The world economy will expand 3.5% this year and 4.1% in 2013, the Washington-based IMF said today in its World Economic Outlook, raising forecasts made in January from 3.3% for 2012 and 4.0% for next year. The U.S. will grow 2.1% this year and 2.4% in 2013, up from 1.8% and 2.2% in the lender’s January projections.
The report reflects the IMF’s view that the euro area, while still facing an economic downturn and the “hard to quantify” potential risk of a country’s default, has stabilized since last year. The euro area economy is projected to decline by 0.3% in 2012, an improvement from the 0.5% in the IMF’s previous forecast. China is projected to grow 8.2% and Japan 2% this year.
“Improved activity in the United States during the second half of 2011 and better policies in the euro area in response to its deepening economic crisis have reduced the threat of a sharp global slowdown,” the IMF said in a summary of the report. “Weak recovery will likely resume in the major advanced economies, and activity is expected to remain relatively solid in most emerging and developing economies.
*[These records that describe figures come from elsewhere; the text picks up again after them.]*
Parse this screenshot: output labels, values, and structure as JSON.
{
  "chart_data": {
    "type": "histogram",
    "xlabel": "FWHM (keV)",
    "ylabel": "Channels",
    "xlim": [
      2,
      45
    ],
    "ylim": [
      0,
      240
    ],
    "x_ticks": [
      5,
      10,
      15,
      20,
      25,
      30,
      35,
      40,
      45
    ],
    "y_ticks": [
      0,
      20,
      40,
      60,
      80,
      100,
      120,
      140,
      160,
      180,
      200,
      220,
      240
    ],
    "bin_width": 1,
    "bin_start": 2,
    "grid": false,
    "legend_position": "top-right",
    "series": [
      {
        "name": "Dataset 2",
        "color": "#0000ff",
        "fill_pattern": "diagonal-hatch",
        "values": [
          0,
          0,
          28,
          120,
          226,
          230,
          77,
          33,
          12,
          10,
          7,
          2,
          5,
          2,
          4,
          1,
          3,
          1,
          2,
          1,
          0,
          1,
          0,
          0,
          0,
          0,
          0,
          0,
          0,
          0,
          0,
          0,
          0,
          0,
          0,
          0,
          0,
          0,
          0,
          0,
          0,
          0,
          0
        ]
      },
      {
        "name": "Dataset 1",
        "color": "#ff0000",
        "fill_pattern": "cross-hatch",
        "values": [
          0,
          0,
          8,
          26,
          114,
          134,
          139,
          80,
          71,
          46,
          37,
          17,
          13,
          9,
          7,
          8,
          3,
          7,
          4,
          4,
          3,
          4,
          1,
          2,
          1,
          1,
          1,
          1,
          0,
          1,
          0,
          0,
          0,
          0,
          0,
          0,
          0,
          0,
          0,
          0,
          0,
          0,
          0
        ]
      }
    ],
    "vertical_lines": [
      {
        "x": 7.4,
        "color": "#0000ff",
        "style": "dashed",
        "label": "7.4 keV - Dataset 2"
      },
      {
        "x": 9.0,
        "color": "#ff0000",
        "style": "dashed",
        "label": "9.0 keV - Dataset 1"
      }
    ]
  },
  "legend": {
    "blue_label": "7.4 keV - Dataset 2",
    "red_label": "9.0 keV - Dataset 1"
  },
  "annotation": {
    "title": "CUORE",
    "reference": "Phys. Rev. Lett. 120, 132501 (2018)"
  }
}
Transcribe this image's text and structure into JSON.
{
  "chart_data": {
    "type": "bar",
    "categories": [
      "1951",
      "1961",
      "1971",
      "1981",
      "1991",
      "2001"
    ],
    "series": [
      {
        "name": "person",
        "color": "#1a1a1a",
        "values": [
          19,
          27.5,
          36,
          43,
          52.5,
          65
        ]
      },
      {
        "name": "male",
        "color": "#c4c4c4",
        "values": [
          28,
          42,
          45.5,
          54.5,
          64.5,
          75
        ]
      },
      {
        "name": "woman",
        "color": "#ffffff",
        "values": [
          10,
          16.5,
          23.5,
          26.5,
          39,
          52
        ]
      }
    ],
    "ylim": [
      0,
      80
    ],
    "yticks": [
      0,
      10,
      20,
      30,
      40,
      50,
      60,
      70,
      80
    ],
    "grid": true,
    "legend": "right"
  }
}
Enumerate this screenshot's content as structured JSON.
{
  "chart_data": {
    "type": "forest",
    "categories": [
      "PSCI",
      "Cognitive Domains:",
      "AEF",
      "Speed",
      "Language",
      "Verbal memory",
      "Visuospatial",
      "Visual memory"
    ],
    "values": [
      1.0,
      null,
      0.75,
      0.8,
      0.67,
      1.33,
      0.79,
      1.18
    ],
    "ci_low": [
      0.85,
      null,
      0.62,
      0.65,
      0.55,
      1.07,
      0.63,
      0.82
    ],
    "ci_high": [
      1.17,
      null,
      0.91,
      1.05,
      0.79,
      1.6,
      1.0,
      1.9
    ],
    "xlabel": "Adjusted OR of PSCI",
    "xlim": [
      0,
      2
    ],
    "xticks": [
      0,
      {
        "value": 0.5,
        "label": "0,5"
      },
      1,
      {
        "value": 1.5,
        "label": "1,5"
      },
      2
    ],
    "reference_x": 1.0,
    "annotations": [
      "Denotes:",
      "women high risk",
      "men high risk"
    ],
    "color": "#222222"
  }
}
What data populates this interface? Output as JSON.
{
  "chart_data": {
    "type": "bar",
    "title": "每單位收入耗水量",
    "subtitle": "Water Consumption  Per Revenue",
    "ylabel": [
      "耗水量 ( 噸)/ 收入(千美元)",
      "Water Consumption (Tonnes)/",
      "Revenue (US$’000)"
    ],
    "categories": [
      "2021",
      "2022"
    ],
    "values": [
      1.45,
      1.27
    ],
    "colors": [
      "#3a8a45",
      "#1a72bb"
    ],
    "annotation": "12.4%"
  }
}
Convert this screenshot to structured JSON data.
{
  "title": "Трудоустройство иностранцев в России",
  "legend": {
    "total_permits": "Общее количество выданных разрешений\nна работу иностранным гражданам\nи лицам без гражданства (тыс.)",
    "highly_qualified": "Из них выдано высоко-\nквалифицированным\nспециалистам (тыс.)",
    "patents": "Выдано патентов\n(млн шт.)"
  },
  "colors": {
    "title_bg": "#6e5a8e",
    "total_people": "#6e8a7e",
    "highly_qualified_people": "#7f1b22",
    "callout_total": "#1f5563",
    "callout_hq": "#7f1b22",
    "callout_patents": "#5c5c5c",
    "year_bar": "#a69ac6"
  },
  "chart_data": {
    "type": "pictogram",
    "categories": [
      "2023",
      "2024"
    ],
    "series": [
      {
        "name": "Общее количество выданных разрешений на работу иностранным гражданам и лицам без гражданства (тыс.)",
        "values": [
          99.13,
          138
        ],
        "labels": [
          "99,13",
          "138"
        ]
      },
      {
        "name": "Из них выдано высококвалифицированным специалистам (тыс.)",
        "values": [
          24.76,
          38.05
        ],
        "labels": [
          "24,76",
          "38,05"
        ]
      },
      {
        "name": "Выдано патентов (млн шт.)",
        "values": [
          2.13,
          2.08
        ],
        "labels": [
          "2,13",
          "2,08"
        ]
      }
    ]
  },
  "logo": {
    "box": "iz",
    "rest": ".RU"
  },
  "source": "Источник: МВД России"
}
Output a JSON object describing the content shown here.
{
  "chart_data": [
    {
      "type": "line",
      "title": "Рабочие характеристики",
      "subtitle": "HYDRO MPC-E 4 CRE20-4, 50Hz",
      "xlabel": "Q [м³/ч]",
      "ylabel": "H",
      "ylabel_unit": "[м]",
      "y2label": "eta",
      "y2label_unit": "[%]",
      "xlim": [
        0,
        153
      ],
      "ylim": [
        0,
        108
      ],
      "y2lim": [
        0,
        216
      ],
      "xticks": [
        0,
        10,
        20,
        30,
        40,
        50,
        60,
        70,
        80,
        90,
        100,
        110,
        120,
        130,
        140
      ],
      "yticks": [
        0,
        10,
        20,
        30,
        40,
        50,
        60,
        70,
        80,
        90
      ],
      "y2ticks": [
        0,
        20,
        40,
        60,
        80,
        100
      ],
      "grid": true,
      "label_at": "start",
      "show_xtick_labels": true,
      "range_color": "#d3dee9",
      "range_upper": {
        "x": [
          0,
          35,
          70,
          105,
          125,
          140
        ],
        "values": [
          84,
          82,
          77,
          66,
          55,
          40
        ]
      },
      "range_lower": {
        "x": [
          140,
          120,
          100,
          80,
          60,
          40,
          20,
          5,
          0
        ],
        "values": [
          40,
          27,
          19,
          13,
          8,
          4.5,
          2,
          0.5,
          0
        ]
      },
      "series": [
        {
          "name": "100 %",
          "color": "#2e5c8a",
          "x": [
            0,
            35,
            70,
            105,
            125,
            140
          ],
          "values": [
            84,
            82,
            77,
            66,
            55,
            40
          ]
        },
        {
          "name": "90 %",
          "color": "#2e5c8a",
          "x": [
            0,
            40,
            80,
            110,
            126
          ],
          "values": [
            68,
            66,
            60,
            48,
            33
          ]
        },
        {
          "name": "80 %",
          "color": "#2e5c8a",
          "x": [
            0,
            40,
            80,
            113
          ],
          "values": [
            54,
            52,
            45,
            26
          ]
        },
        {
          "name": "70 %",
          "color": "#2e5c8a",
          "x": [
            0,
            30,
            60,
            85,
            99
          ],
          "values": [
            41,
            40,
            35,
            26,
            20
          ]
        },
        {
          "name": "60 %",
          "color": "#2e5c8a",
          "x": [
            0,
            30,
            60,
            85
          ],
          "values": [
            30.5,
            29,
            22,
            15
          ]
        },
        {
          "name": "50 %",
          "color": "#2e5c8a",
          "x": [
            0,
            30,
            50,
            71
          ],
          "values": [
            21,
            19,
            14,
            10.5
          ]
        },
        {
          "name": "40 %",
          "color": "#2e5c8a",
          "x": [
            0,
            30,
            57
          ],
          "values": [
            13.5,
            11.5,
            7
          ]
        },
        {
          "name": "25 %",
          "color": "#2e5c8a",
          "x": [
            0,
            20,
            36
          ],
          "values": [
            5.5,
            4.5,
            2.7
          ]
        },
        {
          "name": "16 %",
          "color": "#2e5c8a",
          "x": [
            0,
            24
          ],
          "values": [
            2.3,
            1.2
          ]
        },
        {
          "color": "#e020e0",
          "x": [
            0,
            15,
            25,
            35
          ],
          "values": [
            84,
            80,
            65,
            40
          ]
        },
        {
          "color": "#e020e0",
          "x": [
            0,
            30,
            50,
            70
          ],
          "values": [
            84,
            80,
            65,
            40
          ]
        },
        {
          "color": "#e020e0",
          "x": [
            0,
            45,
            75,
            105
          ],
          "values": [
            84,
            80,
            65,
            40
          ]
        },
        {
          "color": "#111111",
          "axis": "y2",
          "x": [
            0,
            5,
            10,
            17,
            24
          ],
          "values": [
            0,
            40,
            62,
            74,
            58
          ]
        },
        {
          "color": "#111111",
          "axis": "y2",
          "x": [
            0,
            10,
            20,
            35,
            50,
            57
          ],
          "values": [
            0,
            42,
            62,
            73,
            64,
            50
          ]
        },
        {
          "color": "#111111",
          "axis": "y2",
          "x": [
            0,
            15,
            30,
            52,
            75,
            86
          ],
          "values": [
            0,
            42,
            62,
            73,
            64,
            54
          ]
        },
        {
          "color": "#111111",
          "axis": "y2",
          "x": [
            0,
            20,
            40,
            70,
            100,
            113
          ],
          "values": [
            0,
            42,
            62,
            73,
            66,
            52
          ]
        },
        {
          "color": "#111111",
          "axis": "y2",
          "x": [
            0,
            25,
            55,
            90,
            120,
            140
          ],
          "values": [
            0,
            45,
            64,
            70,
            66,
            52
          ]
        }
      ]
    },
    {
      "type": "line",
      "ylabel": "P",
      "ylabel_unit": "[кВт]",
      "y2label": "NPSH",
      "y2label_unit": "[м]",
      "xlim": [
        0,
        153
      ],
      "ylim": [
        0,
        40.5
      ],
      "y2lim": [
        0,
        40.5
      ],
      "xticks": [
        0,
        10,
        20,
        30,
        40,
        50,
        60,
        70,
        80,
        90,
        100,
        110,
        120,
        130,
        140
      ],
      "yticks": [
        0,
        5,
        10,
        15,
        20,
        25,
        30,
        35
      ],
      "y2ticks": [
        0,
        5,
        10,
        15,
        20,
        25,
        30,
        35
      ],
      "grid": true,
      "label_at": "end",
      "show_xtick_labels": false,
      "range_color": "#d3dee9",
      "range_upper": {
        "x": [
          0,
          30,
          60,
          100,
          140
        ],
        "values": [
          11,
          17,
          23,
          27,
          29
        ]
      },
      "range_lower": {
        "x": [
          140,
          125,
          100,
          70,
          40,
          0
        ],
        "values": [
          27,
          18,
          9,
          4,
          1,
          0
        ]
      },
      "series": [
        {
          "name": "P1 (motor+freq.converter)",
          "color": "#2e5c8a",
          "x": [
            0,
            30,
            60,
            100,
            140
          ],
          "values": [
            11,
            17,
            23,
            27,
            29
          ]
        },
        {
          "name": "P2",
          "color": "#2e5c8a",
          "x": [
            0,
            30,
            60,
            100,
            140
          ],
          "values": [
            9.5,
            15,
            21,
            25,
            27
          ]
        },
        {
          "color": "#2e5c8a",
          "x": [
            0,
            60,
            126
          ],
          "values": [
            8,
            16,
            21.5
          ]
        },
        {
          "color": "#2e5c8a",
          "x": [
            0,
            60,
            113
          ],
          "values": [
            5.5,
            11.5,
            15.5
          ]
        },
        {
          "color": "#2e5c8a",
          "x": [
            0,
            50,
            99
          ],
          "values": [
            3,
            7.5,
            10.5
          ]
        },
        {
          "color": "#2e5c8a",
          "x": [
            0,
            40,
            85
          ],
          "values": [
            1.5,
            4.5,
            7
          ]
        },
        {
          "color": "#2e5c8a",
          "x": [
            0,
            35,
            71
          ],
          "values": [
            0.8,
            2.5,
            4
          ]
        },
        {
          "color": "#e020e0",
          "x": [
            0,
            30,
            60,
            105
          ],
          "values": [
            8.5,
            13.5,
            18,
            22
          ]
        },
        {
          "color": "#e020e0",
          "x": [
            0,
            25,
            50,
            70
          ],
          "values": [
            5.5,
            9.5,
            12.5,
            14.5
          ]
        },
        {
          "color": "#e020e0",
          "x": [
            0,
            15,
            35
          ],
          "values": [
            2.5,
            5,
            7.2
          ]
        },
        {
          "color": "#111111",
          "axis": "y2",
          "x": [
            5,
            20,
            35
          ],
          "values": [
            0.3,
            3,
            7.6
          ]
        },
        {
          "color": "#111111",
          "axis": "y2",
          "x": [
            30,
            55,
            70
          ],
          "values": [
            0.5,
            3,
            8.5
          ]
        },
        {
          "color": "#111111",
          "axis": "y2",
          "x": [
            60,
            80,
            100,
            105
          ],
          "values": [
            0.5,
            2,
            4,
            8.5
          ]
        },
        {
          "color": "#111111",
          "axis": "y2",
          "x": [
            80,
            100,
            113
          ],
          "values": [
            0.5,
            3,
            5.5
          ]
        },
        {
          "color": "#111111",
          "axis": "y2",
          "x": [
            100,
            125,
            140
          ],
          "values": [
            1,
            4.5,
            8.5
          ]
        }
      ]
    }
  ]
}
However, the recent improvements are very fragile.”
The IMF’s projections for the U.S. are below the median forecasts of 2.3% growth this year and 2.5% in 2013, according to economists surveyed by Bloomberg News.
“The most immediate concern is still that further escalation of the euro-area crisis will trigger a much more generalized flight from risk,” the IMF said. “Geopolitical uncertainty could trigger a sharp increase in oil prices.” A 50% increase in the cost of oil would reduce global output by 1.25%, according to the report.
Oil rose yesterday as the reversal date for the Seaway crude pipeline was moved up, causing the spread between New York-traded futures and Brent in London to narrow. Crude for May delivery gained 10 cents to settle at $102.93 a barrel on the New York Mercantile Exchange. Prices are up 4.1% this year.
As Group of 20 finance ministers and central bank governors prepare to meet this week in Washington, the IMF warned that policy makers in Europe “must prevent disorderly and destructive deleveraging of the banking system and to promote an adequate flow of credit to the private sector.”
Advanced economies, which include the U.S., the euro area, Japan, the U.K. and Canada, will grow 1.4% this year and 2% in 2013, the IMF said. Those are up from 1.2% and 1.9% in the January forecasts. So-called emerging and developing economies will expand by 5.7% in 2012 and 6% next year, up from earlier projections of 5.5% and 5.9 percent.
The IMF forecast a 1.8% economic contraction in Spain, worse than the 1.6 decline the lender projected in January, according to the report. Spanish Prime Minister Mariano Rajoy said yesterday that the country must slash its budget deficit to maintain access to financing, as bond yields rose to the highest level since his government came to power four months ago.
Italy, where Prime Minister Mario Monti is trying to revamp labor markets to make the economy more competitive, is forecast to contract 1.9% this year, better than the 2.1% slump the IMF had projected in January, the IMF said today.